A new security enhancement that you should be aware of when deploying the new vCenter Server Appliance (VCSA) 5.5 is that there is now a password expiration that is enabled for the administrator account (root) after powering on the VCSA. By default, the password will expire 90 days after and if the password is not changed before the expiration, the account will be locked out of the VAMI interface and the SSH console. From a security point of view, this is a nice feature to have to ensure administrative passwords are automatically rotated, however this can also be an administrative challenge if you are not aware of this new change and you suddenly notice you can no longer login after 90 days.
You can find the password expiration settings under the Admin tab of the VAMI interface. You have the ability to enable or disable the feature as well as change the number of days the password is valid for. If you decide to change the default number of days, you will be required to enter an email address which will be used to email you 7 days prior to expiration which is the default.

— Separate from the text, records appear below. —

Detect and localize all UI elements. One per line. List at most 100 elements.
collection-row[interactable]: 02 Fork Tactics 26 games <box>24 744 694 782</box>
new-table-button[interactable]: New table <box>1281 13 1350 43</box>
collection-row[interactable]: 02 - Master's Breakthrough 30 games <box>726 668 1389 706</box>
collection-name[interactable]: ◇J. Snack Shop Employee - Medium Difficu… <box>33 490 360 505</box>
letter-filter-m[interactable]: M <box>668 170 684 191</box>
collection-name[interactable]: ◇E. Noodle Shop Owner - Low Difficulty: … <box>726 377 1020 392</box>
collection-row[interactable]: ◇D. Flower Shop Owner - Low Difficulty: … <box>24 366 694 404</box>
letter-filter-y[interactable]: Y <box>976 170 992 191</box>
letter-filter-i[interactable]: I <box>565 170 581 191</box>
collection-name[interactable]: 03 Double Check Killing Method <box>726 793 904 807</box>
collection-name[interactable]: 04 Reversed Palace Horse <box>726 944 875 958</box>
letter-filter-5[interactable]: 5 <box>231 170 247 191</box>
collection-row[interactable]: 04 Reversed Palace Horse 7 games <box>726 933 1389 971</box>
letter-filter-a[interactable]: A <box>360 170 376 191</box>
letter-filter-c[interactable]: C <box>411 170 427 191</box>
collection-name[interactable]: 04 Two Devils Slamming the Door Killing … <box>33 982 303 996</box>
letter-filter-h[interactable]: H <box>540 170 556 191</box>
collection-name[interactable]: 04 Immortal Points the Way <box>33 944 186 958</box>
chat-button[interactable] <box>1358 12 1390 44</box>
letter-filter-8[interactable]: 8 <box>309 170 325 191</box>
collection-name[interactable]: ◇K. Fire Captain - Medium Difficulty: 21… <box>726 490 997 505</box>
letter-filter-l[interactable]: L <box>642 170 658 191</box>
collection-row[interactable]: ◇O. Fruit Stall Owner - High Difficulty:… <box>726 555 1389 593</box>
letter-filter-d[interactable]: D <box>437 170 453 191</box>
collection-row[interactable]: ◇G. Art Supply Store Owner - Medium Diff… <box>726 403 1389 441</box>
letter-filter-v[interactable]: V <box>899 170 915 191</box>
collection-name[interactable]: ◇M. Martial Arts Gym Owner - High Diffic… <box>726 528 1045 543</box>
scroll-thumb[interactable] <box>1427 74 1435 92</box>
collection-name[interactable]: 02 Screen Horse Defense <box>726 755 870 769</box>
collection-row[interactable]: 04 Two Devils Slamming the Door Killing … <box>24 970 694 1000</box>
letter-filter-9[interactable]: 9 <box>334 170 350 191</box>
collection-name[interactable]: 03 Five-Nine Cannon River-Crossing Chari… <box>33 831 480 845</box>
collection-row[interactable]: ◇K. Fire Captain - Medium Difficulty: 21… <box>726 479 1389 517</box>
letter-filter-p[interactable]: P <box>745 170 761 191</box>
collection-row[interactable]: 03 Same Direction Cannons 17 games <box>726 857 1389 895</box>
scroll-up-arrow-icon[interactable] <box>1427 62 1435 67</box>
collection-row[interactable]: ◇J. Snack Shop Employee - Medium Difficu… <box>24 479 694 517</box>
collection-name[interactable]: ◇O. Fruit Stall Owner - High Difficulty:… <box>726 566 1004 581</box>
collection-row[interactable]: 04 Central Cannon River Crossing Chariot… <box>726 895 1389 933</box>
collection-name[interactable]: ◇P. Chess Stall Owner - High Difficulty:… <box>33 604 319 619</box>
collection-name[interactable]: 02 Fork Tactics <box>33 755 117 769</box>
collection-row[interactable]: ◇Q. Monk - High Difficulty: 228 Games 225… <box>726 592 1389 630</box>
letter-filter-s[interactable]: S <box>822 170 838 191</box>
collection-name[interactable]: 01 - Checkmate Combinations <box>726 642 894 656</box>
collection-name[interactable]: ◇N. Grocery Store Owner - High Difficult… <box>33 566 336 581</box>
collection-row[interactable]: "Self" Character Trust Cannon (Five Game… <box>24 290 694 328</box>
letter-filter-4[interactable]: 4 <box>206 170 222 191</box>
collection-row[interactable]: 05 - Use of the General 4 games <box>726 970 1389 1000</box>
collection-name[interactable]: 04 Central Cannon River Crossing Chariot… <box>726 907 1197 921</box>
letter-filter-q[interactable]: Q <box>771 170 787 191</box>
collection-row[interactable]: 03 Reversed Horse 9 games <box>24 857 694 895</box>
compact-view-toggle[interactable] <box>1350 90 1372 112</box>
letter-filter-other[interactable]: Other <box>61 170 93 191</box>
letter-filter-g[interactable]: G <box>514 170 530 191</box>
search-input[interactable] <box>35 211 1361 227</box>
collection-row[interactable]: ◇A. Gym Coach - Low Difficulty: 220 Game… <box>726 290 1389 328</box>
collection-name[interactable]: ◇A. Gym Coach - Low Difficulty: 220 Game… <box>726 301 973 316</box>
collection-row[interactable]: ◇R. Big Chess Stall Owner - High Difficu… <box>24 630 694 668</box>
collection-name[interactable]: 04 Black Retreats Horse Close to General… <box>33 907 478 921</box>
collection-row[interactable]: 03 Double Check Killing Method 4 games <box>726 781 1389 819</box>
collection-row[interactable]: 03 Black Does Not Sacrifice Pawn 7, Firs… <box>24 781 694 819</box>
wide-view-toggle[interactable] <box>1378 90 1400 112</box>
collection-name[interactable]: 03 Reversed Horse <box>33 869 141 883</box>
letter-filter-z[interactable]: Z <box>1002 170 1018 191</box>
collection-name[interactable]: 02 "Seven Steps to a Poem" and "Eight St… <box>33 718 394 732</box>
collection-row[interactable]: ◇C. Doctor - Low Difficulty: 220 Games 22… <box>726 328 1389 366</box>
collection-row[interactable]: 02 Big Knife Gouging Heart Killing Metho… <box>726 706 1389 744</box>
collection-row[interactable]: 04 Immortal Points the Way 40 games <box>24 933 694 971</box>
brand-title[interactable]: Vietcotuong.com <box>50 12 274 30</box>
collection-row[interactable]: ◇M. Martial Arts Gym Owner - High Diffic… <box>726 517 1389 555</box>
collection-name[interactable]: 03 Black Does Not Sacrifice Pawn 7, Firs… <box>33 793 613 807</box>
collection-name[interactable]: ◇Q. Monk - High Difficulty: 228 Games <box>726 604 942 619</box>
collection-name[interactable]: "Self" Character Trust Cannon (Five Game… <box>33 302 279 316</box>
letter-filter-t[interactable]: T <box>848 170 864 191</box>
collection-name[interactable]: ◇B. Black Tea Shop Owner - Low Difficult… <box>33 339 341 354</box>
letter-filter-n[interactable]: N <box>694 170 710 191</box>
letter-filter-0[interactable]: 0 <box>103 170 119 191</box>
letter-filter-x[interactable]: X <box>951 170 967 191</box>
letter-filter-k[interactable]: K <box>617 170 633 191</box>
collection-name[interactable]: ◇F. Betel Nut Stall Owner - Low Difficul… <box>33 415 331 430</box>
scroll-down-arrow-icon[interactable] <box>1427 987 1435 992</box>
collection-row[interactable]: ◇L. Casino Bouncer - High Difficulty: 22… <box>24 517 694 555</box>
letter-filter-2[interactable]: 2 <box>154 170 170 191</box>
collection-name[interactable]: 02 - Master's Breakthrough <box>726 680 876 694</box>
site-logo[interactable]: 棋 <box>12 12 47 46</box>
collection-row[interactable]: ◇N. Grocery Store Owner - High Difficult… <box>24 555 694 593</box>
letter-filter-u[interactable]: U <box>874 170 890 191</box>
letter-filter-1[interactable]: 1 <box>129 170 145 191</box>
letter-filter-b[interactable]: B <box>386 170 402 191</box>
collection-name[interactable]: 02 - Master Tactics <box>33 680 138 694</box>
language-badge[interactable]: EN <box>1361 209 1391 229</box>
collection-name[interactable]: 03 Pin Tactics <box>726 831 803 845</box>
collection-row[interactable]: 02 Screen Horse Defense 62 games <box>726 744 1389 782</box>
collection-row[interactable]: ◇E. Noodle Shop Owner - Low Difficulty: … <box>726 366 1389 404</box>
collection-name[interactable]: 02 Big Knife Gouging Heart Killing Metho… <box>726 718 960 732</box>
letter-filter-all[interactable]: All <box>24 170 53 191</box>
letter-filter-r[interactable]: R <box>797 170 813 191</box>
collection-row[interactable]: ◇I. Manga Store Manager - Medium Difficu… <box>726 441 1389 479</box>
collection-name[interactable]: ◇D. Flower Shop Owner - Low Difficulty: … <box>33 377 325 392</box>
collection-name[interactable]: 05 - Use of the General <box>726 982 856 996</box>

In addition to using the VAMI interface to configure these settings, I was also interested to see if these settings can be automated through the command-line and with a bit of digging, these options can be completely controlled through the CLI!
We will be using the chage utility which manages user account expiry. To view the default settings for the root account or any other account, run the following command:
chage -l root
We can see from the screenshot above, the maximum days before expiration is 90 and the number of days to warn before expiration is 7 which matches the VAMI UI.
Lets say we want to change the maximum days before expiration to 120 and instead of warning 7 days before expiration, we want to change it to 12, you can do so by running the following command:
chage -M 120 -W 12 root
If you wish to completely disable account password expiry, you can do so by running the following command:
chage -M -1 -E -1 root
You can also configure the email address through the command-line which is used to warn X days before password expiry. To add or update the email address, you will need to create a file called /etc/vmware-vpx/root.email that contains the email address.
From an operational perspective, you will want to ensure you configure an SMTP server in your vCenter Server after deploying the VCSA and ensure you add an email address so you can be notified before the root account password expires. You should also configure the maximum number of days before the password expire and the number of days to warn to match your internal security policies.
In the event that you lock yourself out, how do you go about recovering from this since you will not be able to login to the VAMI interface nor the SSH console? I have purposely configured one of my VCSA to expire the password in 1 day, so stay tune for a future article on how to recover from this.
Here is How to recover VCSA 5.5 from an expired administrator account article.
Greg Smith says
Great article. Thanks for the help!
Ravinder Kumar says
You save my day, thanks for sharing this article.
Adam Lenke says
We accidentally changed our root password and we had several services utilizing that password. How many passwords until you can reuse?